In contrast to the highly complex measures of informatization that Japanese scholars have adopted, Eddie Kuo uses a "much more modest" approach to measuring Singapore's level of informatization (p. 143). He looks at three dimensions: people, infrastructure and economic. He measures the people dimension through the indicators of general literacy rate and level of education; the infrastructure dimension through the indicators of mass media usage, telecommunications usage and computerization; and the economic dimension through two indicators: the share of primary information sector in the total economy, and the percentage of information workers in the total labor force. Had other authors followed a similar framework for country analyses, better comparability would have emerged.

The two chapters on Philippines and Taiwan are relatively short. Epictetus Patalinghug briefly examines the Philippines' structure and growth of telecommunications services, as well as policy and regulations relating to them Thereafter, he briefly looks at computerization and mass communication. The team of Chung, Cheng and Tseng examines Taiwan in relation to the information infrastructure, informatization and computers, and information workers. Their attempt (p. 167) to compare Taiwan's 1988 percentage share of routine and skilled information workers in the total workforce with figures relating to the United States (1980), the United Kingdom (1981), Japan (1975) and France (1975) is questionable because of the gap in the years selected.

Meheroo Jussawalla, an authority on transborder data flow, provides a theoretical and conceptual framework of information trade and access, and discusses information trade in a North-South context including the protectionist policies of some Asia-Pacific countries. However, her advice for the Uruguay Round of GATT in relation to information trade serves very little purpose in a book published in 1994 just at the creation of the World Trade Organization. Relevant updating should have occurred before publication. In this regard, Drake's (1993) discussion on transborder data flow and national sovereignty appears much more refreshing.

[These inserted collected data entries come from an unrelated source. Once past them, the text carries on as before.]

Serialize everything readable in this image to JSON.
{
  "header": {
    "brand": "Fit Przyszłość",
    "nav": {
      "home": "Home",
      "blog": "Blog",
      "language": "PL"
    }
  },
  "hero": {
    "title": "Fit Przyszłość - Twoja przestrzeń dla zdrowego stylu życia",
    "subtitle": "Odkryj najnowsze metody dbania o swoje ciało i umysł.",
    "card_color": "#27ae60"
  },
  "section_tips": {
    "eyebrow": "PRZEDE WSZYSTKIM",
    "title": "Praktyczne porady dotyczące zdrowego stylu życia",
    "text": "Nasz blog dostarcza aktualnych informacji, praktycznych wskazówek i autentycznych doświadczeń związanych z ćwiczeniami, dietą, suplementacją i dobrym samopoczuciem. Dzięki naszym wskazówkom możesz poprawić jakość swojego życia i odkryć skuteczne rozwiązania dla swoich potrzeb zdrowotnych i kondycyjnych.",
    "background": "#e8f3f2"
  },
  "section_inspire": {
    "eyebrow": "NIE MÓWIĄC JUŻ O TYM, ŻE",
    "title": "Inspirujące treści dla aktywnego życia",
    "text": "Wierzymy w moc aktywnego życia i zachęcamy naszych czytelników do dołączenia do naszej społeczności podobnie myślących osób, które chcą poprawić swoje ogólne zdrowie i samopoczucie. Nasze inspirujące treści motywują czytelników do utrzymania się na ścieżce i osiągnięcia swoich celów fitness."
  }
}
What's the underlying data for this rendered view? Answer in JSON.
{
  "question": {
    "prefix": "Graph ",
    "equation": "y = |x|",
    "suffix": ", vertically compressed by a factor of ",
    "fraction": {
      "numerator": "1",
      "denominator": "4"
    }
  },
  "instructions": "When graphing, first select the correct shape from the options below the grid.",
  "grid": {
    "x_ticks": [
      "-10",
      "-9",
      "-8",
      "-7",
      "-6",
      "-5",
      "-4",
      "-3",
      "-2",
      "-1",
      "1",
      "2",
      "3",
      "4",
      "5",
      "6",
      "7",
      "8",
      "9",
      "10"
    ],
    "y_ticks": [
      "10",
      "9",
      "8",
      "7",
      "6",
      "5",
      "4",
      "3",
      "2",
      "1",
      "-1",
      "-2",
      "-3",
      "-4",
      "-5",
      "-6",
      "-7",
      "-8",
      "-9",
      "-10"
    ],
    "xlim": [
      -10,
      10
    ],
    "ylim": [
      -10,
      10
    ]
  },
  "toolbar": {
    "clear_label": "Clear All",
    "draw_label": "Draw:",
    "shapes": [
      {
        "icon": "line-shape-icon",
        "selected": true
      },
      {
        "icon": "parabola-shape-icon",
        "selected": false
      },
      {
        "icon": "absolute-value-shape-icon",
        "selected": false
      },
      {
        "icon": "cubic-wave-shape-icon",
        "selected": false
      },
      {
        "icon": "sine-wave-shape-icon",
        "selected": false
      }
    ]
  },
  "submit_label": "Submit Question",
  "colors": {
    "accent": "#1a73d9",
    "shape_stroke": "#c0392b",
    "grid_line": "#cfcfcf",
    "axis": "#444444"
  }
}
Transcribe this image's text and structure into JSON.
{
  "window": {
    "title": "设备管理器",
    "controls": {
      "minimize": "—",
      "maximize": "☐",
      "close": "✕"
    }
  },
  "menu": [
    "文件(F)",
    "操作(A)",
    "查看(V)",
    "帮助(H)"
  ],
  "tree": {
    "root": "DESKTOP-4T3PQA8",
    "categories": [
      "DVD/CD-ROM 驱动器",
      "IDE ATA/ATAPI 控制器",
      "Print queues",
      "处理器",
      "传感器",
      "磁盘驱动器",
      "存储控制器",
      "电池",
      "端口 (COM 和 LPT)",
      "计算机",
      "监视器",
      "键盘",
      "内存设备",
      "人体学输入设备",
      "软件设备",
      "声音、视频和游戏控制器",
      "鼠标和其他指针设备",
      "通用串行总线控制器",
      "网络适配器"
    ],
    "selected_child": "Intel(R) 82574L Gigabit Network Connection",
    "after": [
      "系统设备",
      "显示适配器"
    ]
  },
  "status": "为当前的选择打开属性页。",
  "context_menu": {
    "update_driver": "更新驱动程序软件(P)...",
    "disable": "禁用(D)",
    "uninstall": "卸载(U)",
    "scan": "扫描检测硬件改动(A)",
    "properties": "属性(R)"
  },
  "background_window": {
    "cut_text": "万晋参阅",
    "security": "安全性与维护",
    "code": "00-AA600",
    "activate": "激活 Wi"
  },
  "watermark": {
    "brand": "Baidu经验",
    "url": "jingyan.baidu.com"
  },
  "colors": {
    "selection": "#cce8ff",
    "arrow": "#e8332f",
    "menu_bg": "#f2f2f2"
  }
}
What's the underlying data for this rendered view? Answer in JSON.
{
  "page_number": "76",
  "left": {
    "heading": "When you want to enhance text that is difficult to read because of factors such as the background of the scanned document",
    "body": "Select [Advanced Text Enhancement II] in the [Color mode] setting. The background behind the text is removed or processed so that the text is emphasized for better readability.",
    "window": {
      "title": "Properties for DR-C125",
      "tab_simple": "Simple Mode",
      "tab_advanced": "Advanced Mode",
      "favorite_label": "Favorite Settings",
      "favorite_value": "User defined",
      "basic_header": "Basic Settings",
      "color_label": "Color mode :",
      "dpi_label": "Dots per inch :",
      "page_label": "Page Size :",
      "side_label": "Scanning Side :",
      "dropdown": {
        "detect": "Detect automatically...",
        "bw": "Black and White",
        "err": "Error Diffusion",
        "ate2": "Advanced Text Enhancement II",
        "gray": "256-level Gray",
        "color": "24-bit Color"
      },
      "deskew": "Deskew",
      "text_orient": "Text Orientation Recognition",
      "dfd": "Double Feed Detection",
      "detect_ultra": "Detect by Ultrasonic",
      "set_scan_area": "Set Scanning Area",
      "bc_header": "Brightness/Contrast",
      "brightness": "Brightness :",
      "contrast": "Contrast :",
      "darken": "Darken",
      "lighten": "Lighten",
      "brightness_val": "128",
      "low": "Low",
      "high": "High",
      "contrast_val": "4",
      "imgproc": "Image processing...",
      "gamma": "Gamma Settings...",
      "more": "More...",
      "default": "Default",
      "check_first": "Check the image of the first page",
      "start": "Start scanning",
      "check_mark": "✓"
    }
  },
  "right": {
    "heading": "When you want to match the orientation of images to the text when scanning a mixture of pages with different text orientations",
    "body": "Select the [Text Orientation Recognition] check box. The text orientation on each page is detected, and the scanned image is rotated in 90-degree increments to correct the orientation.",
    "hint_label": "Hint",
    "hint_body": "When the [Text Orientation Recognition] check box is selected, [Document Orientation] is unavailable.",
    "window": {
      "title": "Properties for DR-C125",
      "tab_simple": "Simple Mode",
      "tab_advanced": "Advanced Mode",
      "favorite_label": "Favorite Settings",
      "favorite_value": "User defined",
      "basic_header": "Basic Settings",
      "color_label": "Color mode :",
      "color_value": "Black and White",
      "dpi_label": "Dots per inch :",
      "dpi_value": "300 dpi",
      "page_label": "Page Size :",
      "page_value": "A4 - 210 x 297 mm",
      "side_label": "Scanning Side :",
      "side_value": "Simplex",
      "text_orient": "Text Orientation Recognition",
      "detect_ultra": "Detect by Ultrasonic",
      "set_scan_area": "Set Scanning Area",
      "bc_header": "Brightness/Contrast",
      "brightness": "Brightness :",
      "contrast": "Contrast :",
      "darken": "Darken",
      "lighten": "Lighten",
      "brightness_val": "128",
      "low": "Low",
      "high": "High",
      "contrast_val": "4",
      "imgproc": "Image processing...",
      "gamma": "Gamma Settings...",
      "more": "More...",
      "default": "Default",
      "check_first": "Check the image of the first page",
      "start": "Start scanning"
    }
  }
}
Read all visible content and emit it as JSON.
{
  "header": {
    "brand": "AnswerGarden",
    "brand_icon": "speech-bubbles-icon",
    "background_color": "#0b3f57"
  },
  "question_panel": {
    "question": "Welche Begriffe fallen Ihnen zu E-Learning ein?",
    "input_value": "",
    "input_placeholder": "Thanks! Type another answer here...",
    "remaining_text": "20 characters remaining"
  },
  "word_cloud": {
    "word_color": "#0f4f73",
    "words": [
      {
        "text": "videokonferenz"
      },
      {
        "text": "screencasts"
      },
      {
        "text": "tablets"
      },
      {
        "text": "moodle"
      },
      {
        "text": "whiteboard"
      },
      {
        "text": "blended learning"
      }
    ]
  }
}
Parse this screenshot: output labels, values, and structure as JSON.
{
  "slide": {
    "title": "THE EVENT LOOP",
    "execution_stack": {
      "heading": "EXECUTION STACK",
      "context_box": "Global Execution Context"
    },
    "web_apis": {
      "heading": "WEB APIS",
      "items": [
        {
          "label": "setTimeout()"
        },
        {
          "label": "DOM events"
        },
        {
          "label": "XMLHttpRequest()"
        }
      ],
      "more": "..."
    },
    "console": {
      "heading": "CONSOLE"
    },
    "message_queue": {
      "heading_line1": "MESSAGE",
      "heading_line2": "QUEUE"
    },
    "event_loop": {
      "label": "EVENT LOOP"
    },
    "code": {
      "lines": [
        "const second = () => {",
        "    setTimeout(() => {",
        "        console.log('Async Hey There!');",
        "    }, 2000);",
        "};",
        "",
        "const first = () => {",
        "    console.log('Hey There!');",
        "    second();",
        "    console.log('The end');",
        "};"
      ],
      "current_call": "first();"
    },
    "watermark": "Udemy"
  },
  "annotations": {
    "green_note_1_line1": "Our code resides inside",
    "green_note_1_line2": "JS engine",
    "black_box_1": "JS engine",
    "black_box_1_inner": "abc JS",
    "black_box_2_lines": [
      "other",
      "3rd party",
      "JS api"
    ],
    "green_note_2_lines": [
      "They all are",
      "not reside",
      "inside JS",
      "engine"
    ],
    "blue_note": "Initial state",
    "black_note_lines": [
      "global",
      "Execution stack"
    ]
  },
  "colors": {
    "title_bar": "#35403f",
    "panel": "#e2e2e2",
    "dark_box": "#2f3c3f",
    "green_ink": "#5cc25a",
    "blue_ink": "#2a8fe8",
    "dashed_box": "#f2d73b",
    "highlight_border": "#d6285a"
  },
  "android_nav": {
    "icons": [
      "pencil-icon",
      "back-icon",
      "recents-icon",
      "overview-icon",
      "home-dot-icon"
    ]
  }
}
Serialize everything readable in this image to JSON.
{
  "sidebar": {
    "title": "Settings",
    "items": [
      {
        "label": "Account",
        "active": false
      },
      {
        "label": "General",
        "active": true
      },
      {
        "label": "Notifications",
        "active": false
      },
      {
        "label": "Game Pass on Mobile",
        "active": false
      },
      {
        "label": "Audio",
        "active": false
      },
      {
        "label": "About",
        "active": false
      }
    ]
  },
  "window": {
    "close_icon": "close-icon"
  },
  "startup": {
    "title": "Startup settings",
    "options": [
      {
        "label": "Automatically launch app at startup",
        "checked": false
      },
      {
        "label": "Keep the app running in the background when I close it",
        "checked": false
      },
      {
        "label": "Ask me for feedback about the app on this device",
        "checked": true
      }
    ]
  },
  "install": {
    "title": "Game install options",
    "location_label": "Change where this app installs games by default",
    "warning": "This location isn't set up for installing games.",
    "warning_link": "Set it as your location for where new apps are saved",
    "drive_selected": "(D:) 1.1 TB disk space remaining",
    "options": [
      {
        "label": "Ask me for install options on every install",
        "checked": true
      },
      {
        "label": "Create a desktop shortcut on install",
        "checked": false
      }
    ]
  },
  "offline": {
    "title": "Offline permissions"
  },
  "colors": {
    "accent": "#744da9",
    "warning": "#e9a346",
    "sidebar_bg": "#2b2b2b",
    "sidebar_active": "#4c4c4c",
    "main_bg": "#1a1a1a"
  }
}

In the concluding chapter, Wang says that the country cases presented in the book make it clear "that nations do not always have the luxury of setting their own pace and direction of development," and that "they are rushed into ... changes and challenges ... for three major reasons: international competition on the world market, the desire to accelerate growth, and the disappearing national boundaries for IT" (pp. 247-248). She says that China and India "offer proof that developing nations do not necessarily need to wait until the right 'stage' to arrive to begin informatization" (p. 257).

The book is clearly a mixed bag. The material in the book should have been more thoroughly updated to reflect the advances upto 1994, its year of publication. That it totally ignored the worldwide information superhighway and its potential impact on global society is inexcusable. However, despite its clear deficits, this book has pioneered the recording of informatization in a significant part of Asia. Other Asian scholars should take up the challenge to update the material and expand the research to cover the whole of the big geographical blob we call Asia.

References:

Drake, William J. Territoriality and Intangibility: Transborder Data Flows and National Sovereignty. In Beyond National Sovereignty: International Communication in the 1990s, edited by Kaarle Nordenstreng and Herbert I. Schiller. Norwood, N.J.: Ablex Publishing Corp. 1993.

Rheingold, Howard. The Virtual Community: Homesteading on the Electronic Frontier. Reading, Mass.: Addison-Wesley Publishing Co. 1993.

Stevenson, Robert L. Global Communication in the Twenty-First Century. New York: Longman. 1994.